Después de 16 siglos, en el mismo lugar donde un emperador que nació en Valladolid, Teodosio, suspendió las fiestas deportivas de Olimpia, se celebraron los XVII Juegos Olímpicos. Un humano, el alemán Armin Hary, corrió por primera vez los cien metros en diez segundos; Cassius Clay, luego Mohamed Alí, inició, con su presea dorada, su prodigiosa serie de éxitos boxísticos hasta convertirse en una leyenda; se estrenaron las versiones de los Juegos Paralímpicos; las competencias fueron vistas por televisión, algo inédito, como también lo fue la primera muerte por doping, la del ciclista danés Knud Enemark, quien se desplomó a causa de las anfetaminas.
Todo eso ocurrió en Roma, en 1960, donde participaron 5 338 atletas de 83 países. Pero nada fue tan sublime como las obras de dos atletas negros, uno etíope, y la otra, de Estados Unidos.
Cual si fuera un mandato simbólico de su pueblo, el maratonista Abebe Bikila, un soldado de la guardia personal del emperador Haile Selassie, devoró los 42 kilómetros y 195 metros con sus pies descalzos, en busca de la línea de llegada en el Arco de Constantino. Desde allí partieron, 25 años antes, las tropas de Mussolini para conquistar Abisinia, antiguo nombre de Etiopía. Y él llegaría para revindicar a sus predecesores, coronando un histórico triunfo: el del primer negro africano en lo más alto del podio.
A ella, por su elegancia y la armonía de su físico, la llamaron la Gacela negra. Con justicia la proclamaron la reina de los Juegos, al vencer en los cien y 200 metros y en el relevo de 4x100. Pero ¿quién era esta mujer, toda velocidad y suavidad?
Wilma Rudoplh llegó al mundo en un gheto de Clarksville, en Tennessee. Fue el vigésimo alumbramiento de un matrimonio de 22 hijos, mas ella nació con solo dos kilogramos de peso y severas deficiencias físicas. A pesar de los pronósticos, sobrevivió, sin embargo, la poliomielitis paralizó su pierna izquierda, destinándola a una silla de ruedas. Le dijeron que no volvería a caminar. Su familia la sacó de aquel sitio racista, donde el hospital le estaba vedado. Los masajes de toda la familia y, más que eso, el amor que le profesaban obraron el milagro. A los 11 años pudo andar, jugar baloncesto, conquistar Roma y poseer, hasta 1971, el récord mundial del hectómetro. Al regresar de la ciudad eterna, dedicó su vida a luchar por la integración racial, hasta su muerte, en 1994.

En Tokio-1964, con 5 151 atletas, Bikila volvió a triunfar luego de cumplir prisión por el delito de complot militar que nunca cometió y, para colmo, 40 días antes fue al quirófano por una apendicitis. En México-1968, abandonó en el kilómetro 17 por las secuelas de una fractura en una de sus piernas, y en 1969 un accidente de tránsito lo dejó inválido. Murió en una silla de ruedas en 1973.
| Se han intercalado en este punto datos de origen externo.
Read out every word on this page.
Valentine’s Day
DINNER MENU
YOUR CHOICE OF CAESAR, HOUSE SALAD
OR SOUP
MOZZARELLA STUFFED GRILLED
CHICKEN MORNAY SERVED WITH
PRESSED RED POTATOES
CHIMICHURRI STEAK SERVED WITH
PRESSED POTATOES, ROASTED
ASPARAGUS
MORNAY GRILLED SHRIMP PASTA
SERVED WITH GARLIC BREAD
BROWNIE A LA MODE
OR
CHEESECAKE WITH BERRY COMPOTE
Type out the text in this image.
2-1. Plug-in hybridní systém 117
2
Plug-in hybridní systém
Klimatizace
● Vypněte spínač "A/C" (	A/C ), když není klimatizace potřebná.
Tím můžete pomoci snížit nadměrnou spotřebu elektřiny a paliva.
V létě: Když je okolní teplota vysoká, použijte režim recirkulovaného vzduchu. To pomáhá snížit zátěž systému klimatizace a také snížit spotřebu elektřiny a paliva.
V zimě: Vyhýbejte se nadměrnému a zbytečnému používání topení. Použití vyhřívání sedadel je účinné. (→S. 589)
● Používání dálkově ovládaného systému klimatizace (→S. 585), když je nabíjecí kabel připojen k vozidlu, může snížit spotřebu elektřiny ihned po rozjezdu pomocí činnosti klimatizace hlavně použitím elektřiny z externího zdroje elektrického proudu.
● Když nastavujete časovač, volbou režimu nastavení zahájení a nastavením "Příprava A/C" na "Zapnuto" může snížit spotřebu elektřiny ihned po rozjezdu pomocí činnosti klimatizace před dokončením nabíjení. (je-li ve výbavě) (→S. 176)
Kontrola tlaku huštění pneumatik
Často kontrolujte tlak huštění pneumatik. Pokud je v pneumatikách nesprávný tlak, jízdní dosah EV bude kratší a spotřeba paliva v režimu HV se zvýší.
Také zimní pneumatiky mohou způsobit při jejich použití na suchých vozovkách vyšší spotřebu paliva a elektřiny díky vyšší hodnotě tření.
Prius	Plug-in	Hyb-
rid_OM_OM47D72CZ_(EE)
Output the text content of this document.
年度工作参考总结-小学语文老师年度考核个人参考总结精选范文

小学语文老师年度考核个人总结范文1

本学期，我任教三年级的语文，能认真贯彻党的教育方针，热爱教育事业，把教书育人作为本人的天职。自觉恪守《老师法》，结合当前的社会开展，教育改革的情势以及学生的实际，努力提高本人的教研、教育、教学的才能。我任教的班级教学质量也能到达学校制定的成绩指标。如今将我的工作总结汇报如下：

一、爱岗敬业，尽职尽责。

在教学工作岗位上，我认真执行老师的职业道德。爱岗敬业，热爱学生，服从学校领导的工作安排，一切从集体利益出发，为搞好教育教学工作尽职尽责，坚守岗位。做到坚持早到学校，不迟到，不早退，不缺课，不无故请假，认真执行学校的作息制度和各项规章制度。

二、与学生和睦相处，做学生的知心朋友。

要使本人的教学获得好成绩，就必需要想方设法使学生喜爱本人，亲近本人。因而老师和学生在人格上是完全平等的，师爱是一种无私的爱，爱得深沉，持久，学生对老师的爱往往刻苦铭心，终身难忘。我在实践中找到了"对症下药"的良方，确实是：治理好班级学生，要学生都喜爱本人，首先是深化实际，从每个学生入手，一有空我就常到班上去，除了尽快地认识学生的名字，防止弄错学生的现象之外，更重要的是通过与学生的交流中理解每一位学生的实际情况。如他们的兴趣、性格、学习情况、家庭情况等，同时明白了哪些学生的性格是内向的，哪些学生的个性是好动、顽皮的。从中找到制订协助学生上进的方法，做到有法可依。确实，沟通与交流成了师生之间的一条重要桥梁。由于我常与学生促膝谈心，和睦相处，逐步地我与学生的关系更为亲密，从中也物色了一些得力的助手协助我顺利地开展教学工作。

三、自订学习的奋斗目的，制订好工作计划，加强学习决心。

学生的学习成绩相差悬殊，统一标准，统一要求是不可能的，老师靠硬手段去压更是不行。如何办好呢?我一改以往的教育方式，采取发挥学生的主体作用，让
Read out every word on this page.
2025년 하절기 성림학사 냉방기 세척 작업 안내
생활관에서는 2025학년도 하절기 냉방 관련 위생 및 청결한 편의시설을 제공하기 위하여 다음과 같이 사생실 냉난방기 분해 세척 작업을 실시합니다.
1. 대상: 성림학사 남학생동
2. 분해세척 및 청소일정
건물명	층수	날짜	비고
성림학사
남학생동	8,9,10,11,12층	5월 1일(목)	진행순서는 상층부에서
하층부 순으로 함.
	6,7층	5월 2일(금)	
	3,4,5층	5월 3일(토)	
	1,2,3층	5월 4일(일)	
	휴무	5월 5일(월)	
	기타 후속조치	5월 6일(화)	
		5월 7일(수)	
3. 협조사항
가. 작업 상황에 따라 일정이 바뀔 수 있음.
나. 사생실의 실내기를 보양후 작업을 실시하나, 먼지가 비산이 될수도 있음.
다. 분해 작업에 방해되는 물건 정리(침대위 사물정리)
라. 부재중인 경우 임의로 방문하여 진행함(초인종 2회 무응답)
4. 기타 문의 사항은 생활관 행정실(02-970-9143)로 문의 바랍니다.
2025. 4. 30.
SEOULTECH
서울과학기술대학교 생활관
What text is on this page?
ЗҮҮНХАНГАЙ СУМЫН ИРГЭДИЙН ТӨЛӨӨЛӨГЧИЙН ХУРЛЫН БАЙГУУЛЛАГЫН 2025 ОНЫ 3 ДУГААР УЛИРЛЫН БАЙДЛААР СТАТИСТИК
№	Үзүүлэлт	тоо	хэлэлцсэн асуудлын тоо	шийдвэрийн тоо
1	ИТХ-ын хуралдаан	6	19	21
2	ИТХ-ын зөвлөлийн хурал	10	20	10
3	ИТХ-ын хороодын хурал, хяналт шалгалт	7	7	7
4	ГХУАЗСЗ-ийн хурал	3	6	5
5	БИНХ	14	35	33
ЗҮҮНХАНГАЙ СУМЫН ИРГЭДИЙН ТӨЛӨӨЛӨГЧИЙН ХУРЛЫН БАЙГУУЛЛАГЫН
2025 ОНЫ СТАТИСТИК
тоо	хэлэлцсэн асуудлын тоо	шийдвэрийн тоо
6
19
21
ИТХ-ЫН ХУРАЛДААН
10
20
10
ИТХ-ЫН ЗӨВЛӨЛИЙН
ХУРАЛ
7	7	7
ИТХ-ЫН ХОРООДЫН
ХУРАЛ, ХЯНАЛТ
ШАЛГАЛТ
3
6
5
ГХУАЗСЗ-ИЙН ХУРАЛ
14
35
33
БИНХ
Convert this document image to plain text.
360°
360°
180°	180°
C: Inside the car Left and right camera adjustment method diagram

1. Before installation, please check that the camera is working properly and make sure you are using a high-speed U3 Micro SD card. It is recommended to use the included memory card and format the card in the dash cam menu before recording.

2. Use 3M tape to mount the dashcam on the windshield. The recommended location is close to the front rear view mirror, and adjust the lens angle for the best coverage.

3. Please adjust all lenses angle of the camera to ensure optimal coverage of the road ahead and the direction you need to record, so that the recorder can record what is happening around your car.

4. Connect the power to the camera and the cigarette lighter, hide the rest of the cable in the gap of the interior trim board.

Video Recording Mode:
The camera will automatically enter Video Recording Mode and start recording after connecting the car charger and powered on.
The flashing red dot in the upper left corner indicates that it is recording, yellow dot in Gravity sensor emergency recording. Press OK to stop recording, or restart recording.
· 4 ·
Fue en la capital japonesa que el deporte de la Cuba revolucionaria obtuvo su primera medalla. Con su lauro plateado, en los cien metros, Enrique Figuerola abrió la senda victoriosa del país que lidera al tercer mundo en los Juegos Olímpicos. Allí, la australiana Dawn Fraser ganó, en la natación, su tercera presea dorada, tras un accidente automovilístico en el que murió su madre y ella quedó con una minerva en el cuello. Después de la épica victoria, fue apresada por robarse la bandera olímpica que ondeaba en el Palacio Imperial. Por su hazaña, el emperador Hirohito la perdonó, pero fue suspendida por diez años por la federación de su país. En esos XVIII Juegos apareció la TV a color, la cámara lenta, las computadoras para definir los lugares; se despidió, con 18 preseas, de ellas nueve de oro, el cisne de la gimnasia, Larisa Latynina, y el último relevo de la antorcha lo hizo el joven Yoshinari Sakai, el «bebé de Hiroshima», nacido el mismo día del brutal crimen atómico, el 6 de agosto de 1945.